BUG: perf script python SIGSEGV

From: Huttunen, Janne (Nokia - FI/Espoo)
Date: Wed Feb 05 2020 - 06:18:40 EST



It appears that the perf command crashes when processing
recording with a Python script and the first recorded event
in happens to be "context_tracking:user_enter" or
"context_tracking:user_exit".


$ perf script -g Python
generated Python script: perf-script.py
$ perf script -s perf-script.py -i perf.data
in trace_begin
No kallsyms or vmlinux with build-id 0cd1e61e3703521ee4de14a1f13aac17b762fe57 was found
Segmentation fault (core dumped)


#0 0x00007ffff58f46fa in strlen () from /lib64/libc.so.6
No symbol table info available.
#1 0x00007ffff5535360 in PyString_FromString ()
from /lib64/libpython2.7.so.1.0
No symbol table info available.
#2 0x000000000059d52f in define_value (
field_type=field_type@entry=TEP_PRINT_FLAGS,
ev_name=ev_name@entry=0xd73320 <handler_name> "context_tracking__user_enter", field_name=0x0, field_value=field_value@entry=0x6ed556 "0",
field_str=0xd88ac0 "") at util/scripting-engines/trace-event-python.c:221
handler_name = <optimized out>
t = 0x7ffff7e849f0
value = 0
n = 1
#3 0x000000000059e5bd in define_event_symbols (event=event@entry=0xd7f890,
ev_name=ev_name@entry=0xd73320 <handler_name> "context_tracking__user_enter", args=<optimized out>) at util/scripting-engines/trace-event-python.c:282
No locals.
#4 0x000000000059f741 in python_process_tracepoint (al=0x7fffffffba20,
evsel=0xd88230, sample=0x7fffffffbce0)
at util/scripting-engines/trace-event-python.c:821
comm = 0x1040440 ":3682671"
handler_name = "context_tracking__user_enter", '\000' <repeats 227 times>
event = 0xd7f890
handler = <optimized out>
field = <optimized out>
ns = <optimized out>
n = 0
context = <optimized out>
obj = 0x0
callchain = <optimized out>
dict = 0x0
s = <optimized out>
pid = 3682671
data = 0x7fffed1442dc
default_handler_name = 0x6f5332 "trace_unhandled"
t = 0x4c6b8b <machine__resolve+395>
all_entries_dict = 0x0
cpu = 16
nsecs = 589187356866468
#5 python_process_event (event=<optimized out>, sample=0x7fffffffbce0,
evsel=0xd88230, al=0x7fffffffba20)
at util/scripting-engines/trace-event-python.c:1321
tables = 0xd73520 <tables_global>


The crash seems to happen because those events define the print
format like this:

print fmt: "%s", ""

As far as I can see, this generates only a single TEP_PRINT_ATOM
arg.

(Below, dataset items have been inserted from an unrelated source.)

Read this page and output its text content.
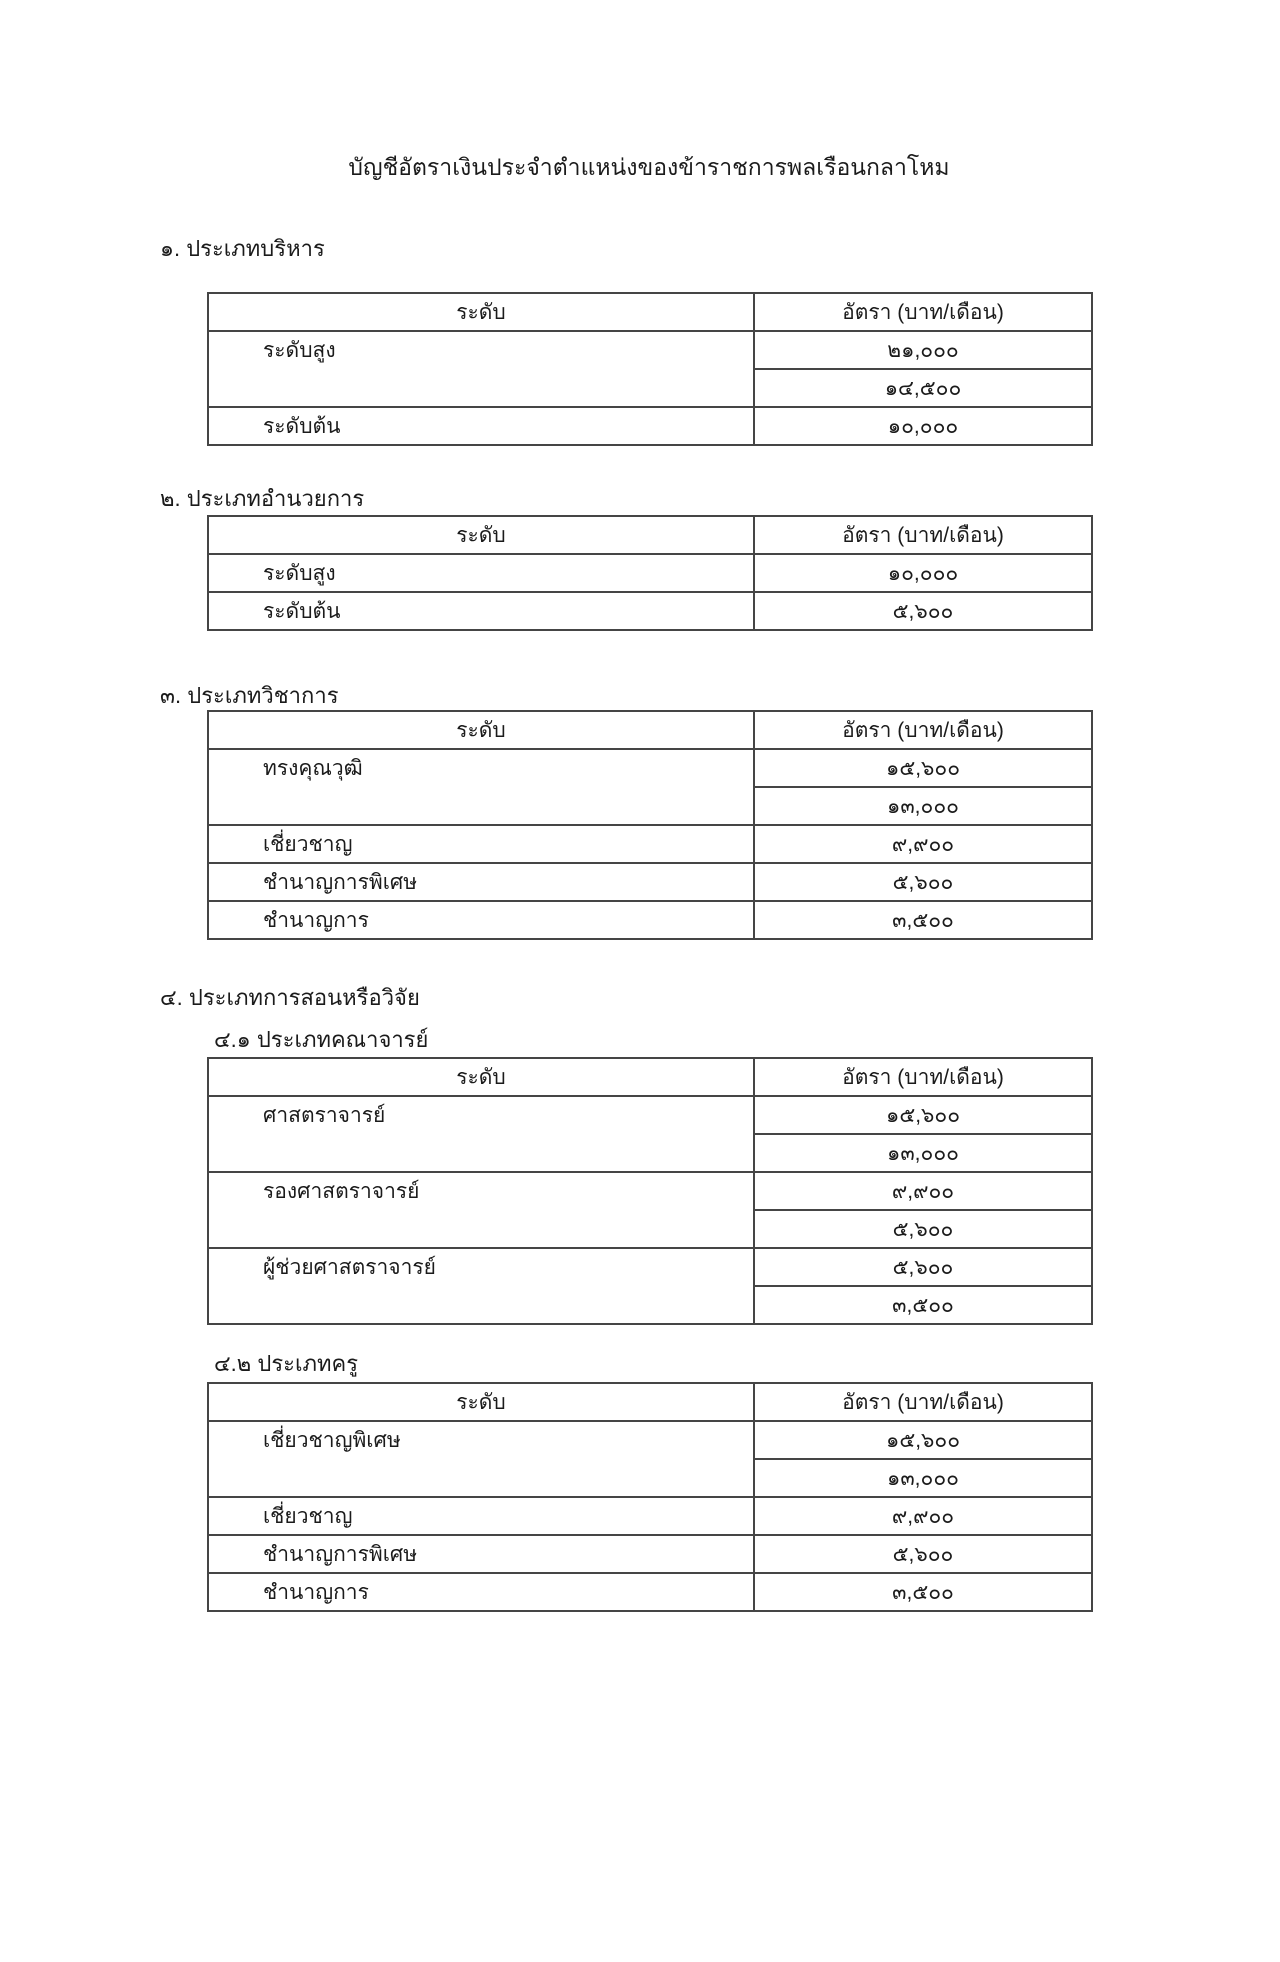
บัญชีอัตราเงินประจำตำแหน่งของข้าราชการพลเรือนกลาโหม
๑. ประเภทบริหาร
ระดับ	อัตรา (บาท/เดือน)
ระดับสูง	๒๑,๐๐๐
	๑๔,๕๐๐
ระดับต้น	๑๐,๐๐๐
๒. ประเภทอำนวยการ
ระดับ	อัตรา (บาท/เดือน)
ระดับสูง	๑๐,๐๐๐
ระดับต้น	๕,๖๐๐
๓. ประเภทวิชาการ
ระดับ	อัตรา (บาท/เดือน)
ทรงคุณวุฒิ	๑๕,๖๐๐
	๑๓,๐๐๐
เชี่ยวชาญ	๙,๙๐๐
ชำนาญการพิเศษ	๕,๖๐๐
ชำนาญการ	๓,๕๐๐
๔. ประเภทการสอนหรือวิจัย
๔.๑ ประเภทคณาจารย์
ระดับ	อัตรา (บาท/เดือน)
ศาสตราจารย์	๑๕,๖๐๐
	๑๓,๐๐๐
รองศาสตราจารย์	๙,๙๐๐
	๕,๖๐๐
ผู้ช่วยศาสตราจารย์	๕,๖๐๐
	๓,๕๐๐
๔.๒ ประเภทครู
ระดับ	อัตรา (บาท/เดือน)
เชี่ยวชาญพิเศษ	๑๕,๖๐๐
	๑๓,๐๐๐
เชี่ยวชาญ	๙,๙๐๐
ชำนาญการพิเศษ	๕,๖๐๐
ชำนาญการ	๓,๕๐๐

When processing the event, define_value() tries to convert
cur_field_name to a python string. Since it hasn't seen any
TEP_PRINT_FIELD args, the cur_field_name is still NULL which
triggers the SIGSEGV.

A trivial workaround for the crash would be something like this:

diff --git a/tools/perf/util/scripting-engines/trace-event-python.c b/tools/perf/util/scripting-engines/trace-event-python.c
index 80ca5d0..8fd03d5 100644
--- a/tools/perf/util/scripting-engines/trace-event-python.c
+++ b/tools/perf/util/scripting-engines/trace-event-python.c
@@ -208,6 +208,9 @@ static void define_value(enum tep_print_arg_type field_type,
unsigned long long value;
unsigned n = 0;

+ if (field_name == NULL)
+ return;
+
if (field_type == TEP_PRINT_SYMBOL)
handler_name = "define_symbolic_value";


On the other hand, while perf doesn't crash anymore with that
patch, in a more complex case it would likely still do
something that would not make much sense. As far as I can see,
some old value could easily be left in the file scoped
cur_field_name variable. A more correct fix would require
a bit better understanding of the intended semantics, like
e.g. what exactly is the apparently quite unused
'zero_flag_atom' variable in there supposed to achieve?